Starting out in something new, we have to question any initial investment. Follow some advice, and you need thousands of pounds in hand tools because the advice generally is to buy the best. The scenario worsens if someone says machines are the only way forward. To get a sharp edge and feel the sharpness in the wood can cost you around £30 and that is what this blog post is about. I’m going to point any woodworkers new to hand tools to our Common Woodworking site here straight off. The information and the tools you really need, together with projects and a mass of other information, where and how to get started, which tools to buy and so on is right there at your fingertips and all of it is free. What you read there will be what I do and use in my day to day woodworking. Remember, we don’t sell any of this information and the tool advice does not produce income from selling tools or taking sponsorship or free goods from makers and suppliers. We are completely independent. This keeps our work clean and wholesome. Also, if you are a machinist only woodworker, this site is for you too. Rarely have I met a machine-only woodworker who understands hand tool methods with any real depth, and that’s understandable. What I am talking about isn’t the general knowledge of what a plane or chisel does, but the minute ways we adjust the tool settings and more importantly the flex of our arms and hands in the manipulations we do throughout their use. Oh, and I do include 95% of professional woodworkers and furniture makers in the machine-only realms. I don’t say this to be antagonistic, unkind, elitist or self-promoting. As it is with many things; when we think we have arrived, we tend to close off to other things, influences, thinking there is nothing more to be learned.

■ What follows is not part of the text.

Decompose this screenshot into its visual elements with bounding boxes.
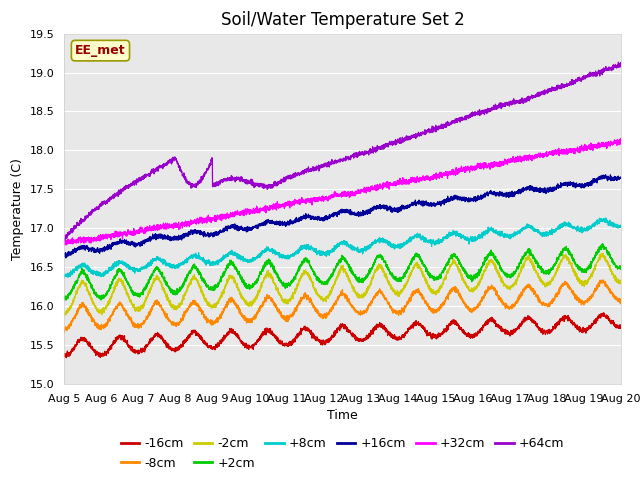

It’s nothing these days to spend hundreds of pounds on equipment based on the advice of some ‘expert‘ just to sharpen a chisel or a plane, but even if you buy a chisel that arrives sharp, within an hour of use it will need resharpening to restore the edge enough to cut wood. For us, the use of disposable tools isn’t really an option. Even though saws might only cost £7 to cut your wood, these are disposable tools designed not so much to cut wood but to keep you coming back to buy another and another and another. In the beginning, you, starting out, this might just work, as will the sharp and well-set plane and the sharp chisels, but all the edge tools and saws must be resharpened regularly and this should never be neglected if you are to get good results in your making. And don’t be sold the line that says, “Works straight out of the box!” or the buyer comments that say so. That’s fine for an electric kettle or a camera. It’s possibly right and even likely to be true with some companies, but the person sending out a plane will not be there after an hour of using it to resharpen and set it for you. One slip of a lever or a twist of the “turny-thingy” does not reset the alignment of the blade or the depth of cut to restore the previous settings, and there is no reset button or default setting to return to. We have to gain the kind of knowledge needed to tweak with a pinch or a twist as early as possible. I spent years writing my book, Essential Woodworking Hand Tools, to cut to the core of tool sharpening, use and ownership. It was less about owning the tools and everything about owning the knowledge on how to maintain them, so, how to sharpen them and use them efficiently and effectively is key to all future.
Okay, we need to know these things to build and undergird a new future on the simplicity of simple sharpening. My follow-on from this will be the nuts-and-bolts stuff I do in my everyday working. If I teach you nothing else, we must get the simple art of sharpening our tools down first.